Not surprisingly, the most negative initial response to the clause came from Chinese sources, citing a U.S. administration attempt to isolate China as part of their bilateral trade war.

In recent days, the Chinese Foreign Minister, Wang Yi, is reported to have engaged directly on the issue with Foreign Affairs Minister Chrystia Freeland, pushing for the advancement of dormant China-Canada trade talks and warning, according to a Globe and Mail report, that “any attempts that aim to sabotage China’s modernization plan will fail.” With that kind of less-than-diplomatic rebuke, Canada now seems to be in the crossfire between two powerful countries.

The question is, did Canadian negotiators make a mistake in agreeing to insert the non-market country clause in the USMCA? The answer is no, and here is why.

The bottom line is that Canada and like-minded countries should be supportive of the U.S.-led strategic objective of change in China’s commercial policies and practices.

China was granted membership in the World Trade Organization (WTO) some 17 years ago under false hopes, certainly by Group of Seven countries, that China would quickly become a market-driven economy, with government intervention constrained by WTO rules. Instead, the Chinese model continues to be one of rigorous state control and the furthering of its economic interests by the (often-covert) flouting of trade rules when it suits the regime.

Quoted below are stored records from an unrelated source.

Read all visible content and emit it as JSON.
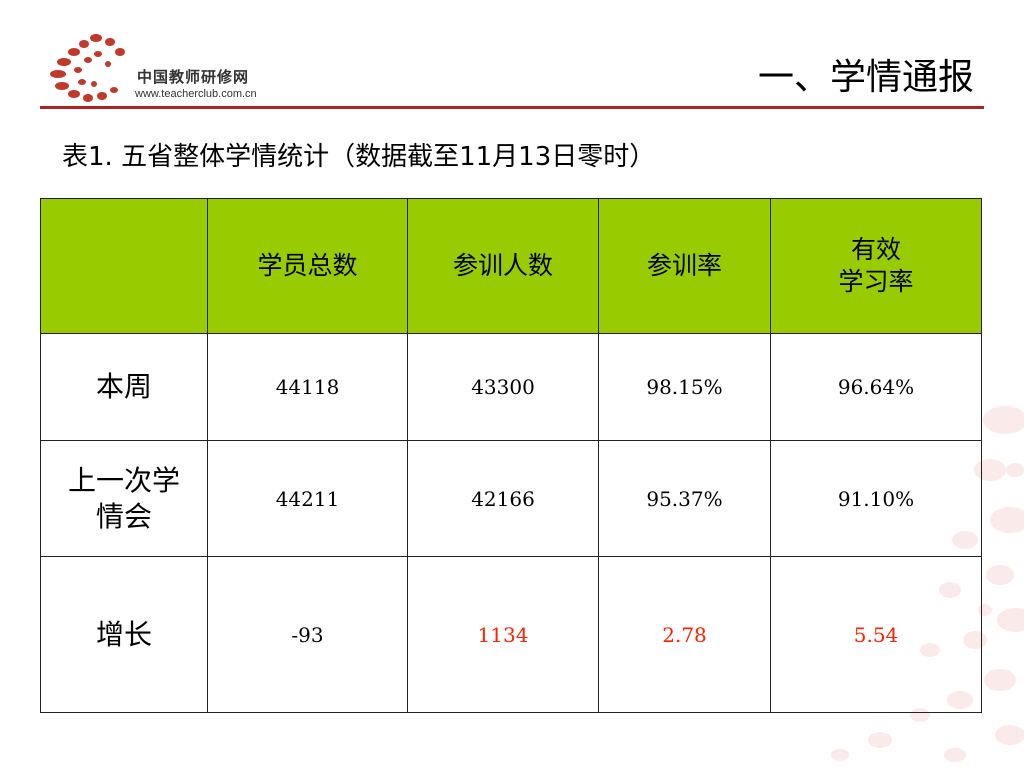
{
  "logo": {
    "name_cn": "中国教师研修网",
    "url": "www.teacherclub.com.cn"
  },
  "section_title": "一、学情通报",
  "caption": "表1. 五省整体学情统计（数据截至11月13日零时）",
  "table": {
    "headers": [
      "",
      "学员总数",
      "参训人数",
      "参训率",
      "有效\n学习率"
    ],
    "rows": [
      {
        "label": "本周",
        "cells": [
          "44118",
          "43300",
          "98.15%",
          "96.64%"
        ]
      },
      {
        "label": "上一次学\n情会",
        "cells": [
          "44211",
          "42166",
          "95.37%",
          "91.10%"
        ]
      },
      {
        "label": "增长",
        "cells": [
          "-93",
          "1134",
          "2.78",
          "5.54"
        ]
      }
    ]
  },
  "colors": {
    "header_bg": "#99cc00",
    "rule": "#b22222",
    "highlight": "#ff2200",
    "logo_dots": "#c0392b",
    "deco_dots": "#fbeaea"
  }
}
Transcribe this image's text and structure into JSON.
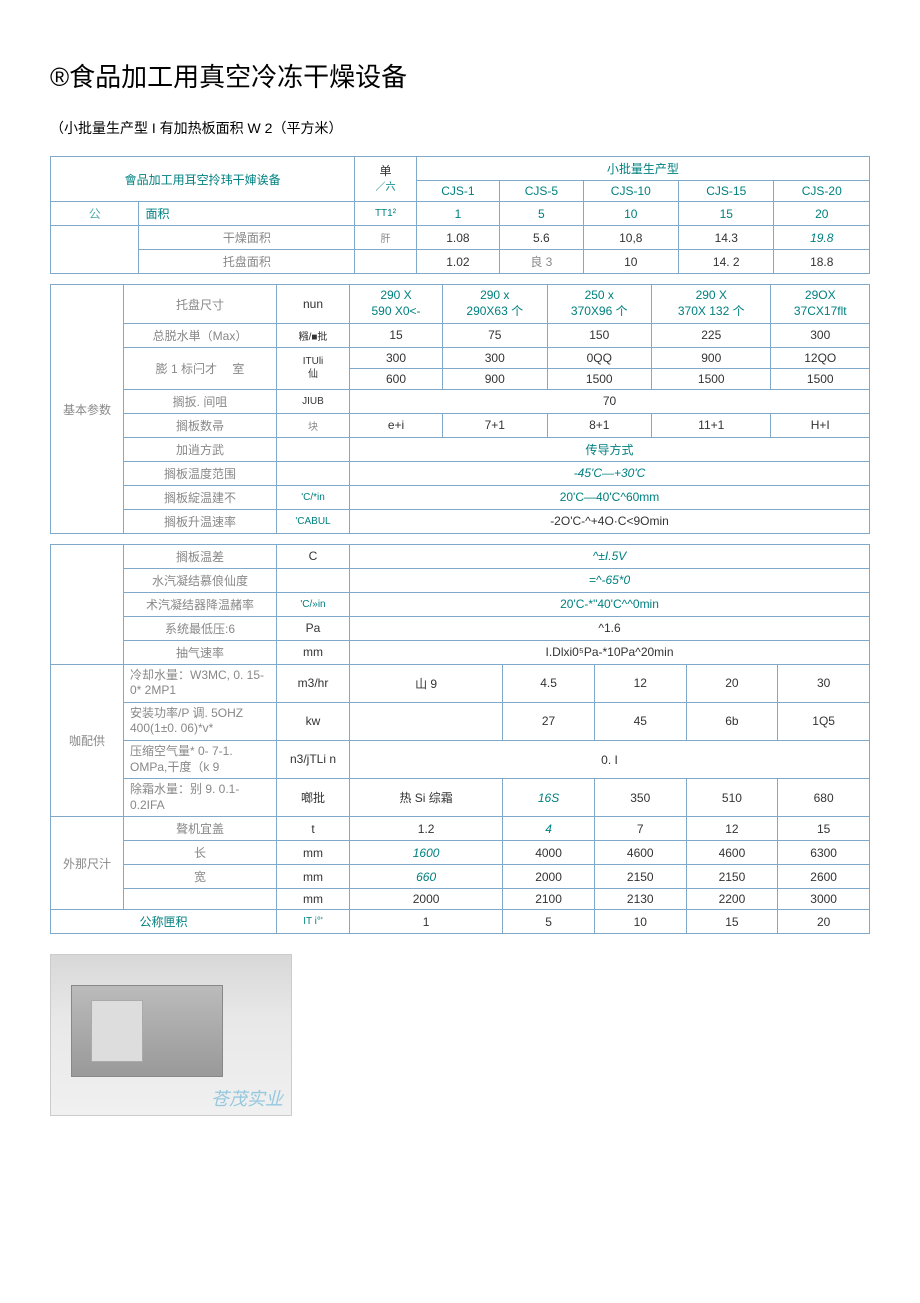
{
  "page": {
    "title": "®食品加工用真空冷冻干燥设备",
    "subtitle": "（小批量生产型 I 有加热板面积 W 2（平方米）"
  },
  "table1": {
    "heading_left": "會品加工用耳空拎玮干婶诶备",
    "unit_col": "单",
    "unit_col_sub": "／六",
    "group_header": "小批量生产型",
    "models": [
      "CJS-1",
      "CJS-5",
      "CJS-10",
      "CJS-15",
      "CJS-20"
    ],
    "gong": "公",
    "mianji": "面积",
    "unit_mianji": "TT1²",
    "mianji_vals": [
      "1",
      "5",
      "10",
      "15",
      "20"
    ],
    "ganzao_label": "干燥面积",
    "ganzao_unit": "肝",
    "ganzao_vals": [
      "1.08",
      "5.6",
      "10,8",
      "14.3",
      "19.8"
    ],
    "tuopan_label": "托盘面积",
    "tuopan_vals": [
      "1.02",
      "良 3",
      "10",
      "14. 2",
      "18.8"
    ]
  },
  "table2": {
    "tuopan_size": "托盘尺寸",
    "tuopan_unit": "nun",
    "tuopan_vals": [
      "290 X\n590 X0<-",
      "290 x\n290X63 个",
      "250 x\n370X96 个",
      "290 X\n370X 132 个",
      "29OX\n37CX17flt"
    ],
    "tuoshui": "总脱水単（Max）",
    "tuoshui_unit": "糨/■批",
    "tuoshui_vals": [
      "15",
      "75",
      "150",
      "225",
      "300"
    ],
    "peng_label": "膨 1 标闩才　 室",
    "peng_unit": "ITUli\n仙",
    "peng_r1": [
      "300",
      "300",
      "0QQ",
      "900",
      "12QO"
    ],
    "peng_r2": [
      "600",
      "900",
      "1500",
      "1500",
      "1500"
    ],
    "geban_jianju": "搁扳. 间咀",
    "geban_jianju_unit": "JIUB",
    "geban_jianju_val": "70",
    "geban_shu": "搁板数帚",
    "geban_shu_unit": "块",
    "geban_shu_vals": [
      "e+i",
      "7+1",
      "8+1",
      "11+1",
      "H+I"
    ],
    "jiadao": "加逍方武",
    "jiadao_val": "传导方式",
    "temp_range": "搁板温度范围",
    "temp_range_val": "-45'C—+30'C",
    "jiben": "基本参数",
    "geban_jiang": "搁板綻温建不",
    "geban_jiang_unit": "'C/*in",
    "geban_jiang_val": "20'C—40'C^60mm",
    "geban_sheng": "搁板升温速率",
    "geban_sheng_unit": "'CABUL",
    "geban_sheng_val": "-2O'C-^+4O·C<9Omin"
  },
  "table3": {
    "geban_wencha": "搁板温差",
    "wencha_unit": "C",
    "wencha_val": "^±I.5V",
    "shuiqi_zuidi": "水汽凝结慕俍仙度",
    "shuiqi_zuidi_val": "=^-65*0",
    "shuiqi_jiang": "术汽凝结器降温赭率",
    "shuiqi_jiang_unit": "'C/»in",
    "shuiqi_jiang_val": "20'C-*\"40'C^^0min",
    "zuidi_ya": "系统最低压:6",
    "zuidi_ya_unit": "Pa",
    "zuidi_ya_val": "^1.6",
    "chouqi": "抽气速率",
    "chouqi_unit": "mm",
    "chouqi_val": "I.Dlxi0⁵Pa-*10Pa^20min",
    "lengque": "冷却水量：W3MC, 0. 15-0* 2MP1",
    "lengque_unit": "m3/hr",
    "lengque_vals": [
      "山 9",
      "4.5",
      "12",
      "20",
      "30"
    ],
    "anzhuang": "安装功率/P 调. 5OHZ 400(1±0. 06)*v*",
    "anzhuang_unit": "kw",
    "anzhuang_vals": [
      "",
      "27",
      "45",
      "6b",
      "1Q5"
    ],
    "qupei": "咖配供",
    "yasuo": "压缩空气量* 0- 7-1. OMPa,干度（k 9",
    "yasuo_unit": "n3/jTLi n",
    "yasuo_val": "0. I",
    "chushuang": "除霜水量：别 9. 0.1-0.2IFA",
    "chushuang_unit": "啷批",
    "chushuang_vals": [
      "热 Si 综霜",
      "16S",
      "350",
      "510",
      "680"
    ],
    "zhengji": "聱机宜盖",
    "zhengji_unit": "t",
    "zhengji_vals": [
      "1.2",
      "4",
      "7",
      "12",
      "15"
    ],
    "chang": "长",
    "chang_unit": "mm",
    "chang_vals": [
      "1600",
      "4000",
      "4600",
      "4600",
      "6300"
    ],
    "waixing": "外那尺汁",
    "kuan": "宽",
    "kuan_unit": "mm",
    "kuan_vals": [
      "660",
      "2000",
      "2150",
      "2150",
      "2600"
    ],
    "gao_unit": "mm",
    "gao_vals": [
      "2000",
      "2100",
      "2130",
      "2200",
      "3000"
    ],
    "gongcheng": "公称匣积",
    "gongcheng_unit": "IT i°'",
    "gongcheng_vals": [
      "1",
      "5",
      "10",
      "15",
      "20"
    ]
  },
  "watermark": "苍茂实业"
}
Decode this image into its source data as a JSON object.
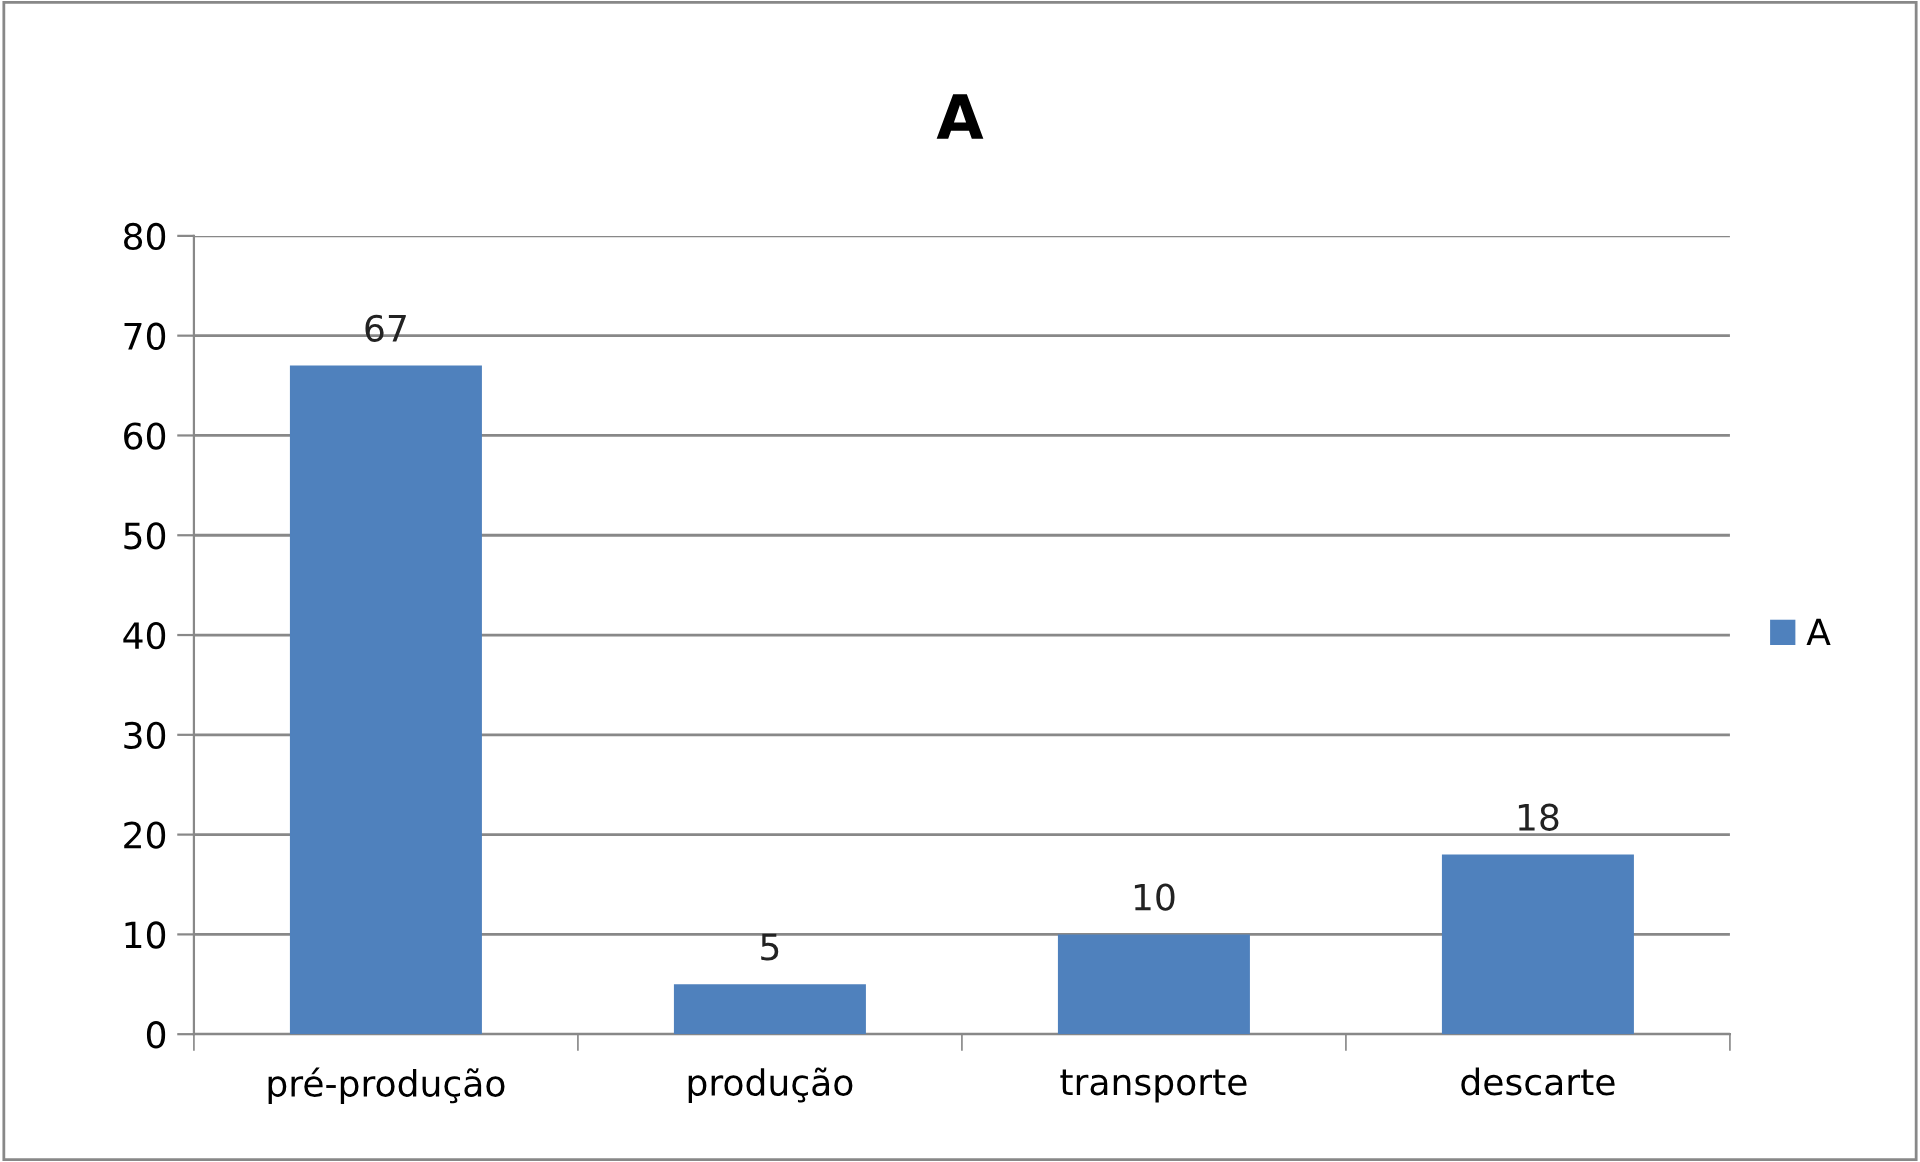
{
  "chart_data": {
    "type": "bar",
    "title": "A",
    "categories": [
      "pré-produção",
      "produção",
      "transporte",
      "descarte"
    ],
    "series": [
      {
        "name": "A",
        "color": "#4f81bd",
        "values": [
          67,
          5,
          10,
          18
        ]
      }
    ],
    "ylim": [
      0,
      80
    ],
    "yticks": [
      0,
      10,
      20,
      30,
      40,
      50,
      60,
      70,
      80
    ],
    "grid": "y",
    "legend": "right",
    "data_labels": true
  }
}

For Western economies, this has become problematic. China is now an economic powerhouse, and its trading partners know that complaints about its practices risk state-mandated retaliation. That is why only the United States is big enough to take on the challenge of pushing for policy change by China, and why other countries have been quietly cheerleading, not only as free-riders but also in taking advantage of improved market access to the Chinese market in areas where new tariffs are now being applied against imports from the United States.

In policy terms, Canada’s objectives are consistent with those of the United states, particularly regarding China’s spotty intellectual-property protection, restrictive foreign-investment rules and distorting state subsidies. Further, it is possible that in the absence of the current challenge to these practices, Chinese intervention detrimental to all trading partners will increase rather than decrease in achieving the stated goal in the current five-year plan of becoming pre-eminent in technology-driven areas.

These kinds of concerns about China were recognized by former U.S. president Barack Obama when his administration spearheaded the negotiations among a dozen countries, including Canada and Mexico, for a Trans-Pacific Partnership. By pointedly excluding China, the strategic U.S. objective was to undercut that country’s push for regional dominance.

This seemed to have been lost on Mr. Trump, whose almost first act as President was to announce American rejection of that agreement. As a result, the United States has foregone preferential access to an enormous market under the now Comprehensive and Progressive Agreement for Trans-Pacific Partnership (CPTPP), signed recently by the remaining 11 countries.

In these circumstances, why would Canada want a bilateral trade agreement with China? Such an agreement could look fine on paper, just as the WTO rules do today. In practice, however, we would be at great risk of living up to our market-opening concessions while not effectively realizing potential gains in the Chinese market. Added to the strictly commercial calculus, is the continuing concern among Canada and its defence allies about security issues regarding Chinese state-controlled actors.

Section 32:10 is really about giving the United States time and space to do the heavy lifting. Canada should wait and see how that dispute plays out and then decide on the best strategy for furthering economic relations with China.

In the meantime, there will be plenty of opportunities for pragmatic bilateral economic engagement with China. Ms. Freeland is reported to have confirmed that approach in her discussion with the Chinese Foreign Minister. Nothing in the USMCA inhibits that.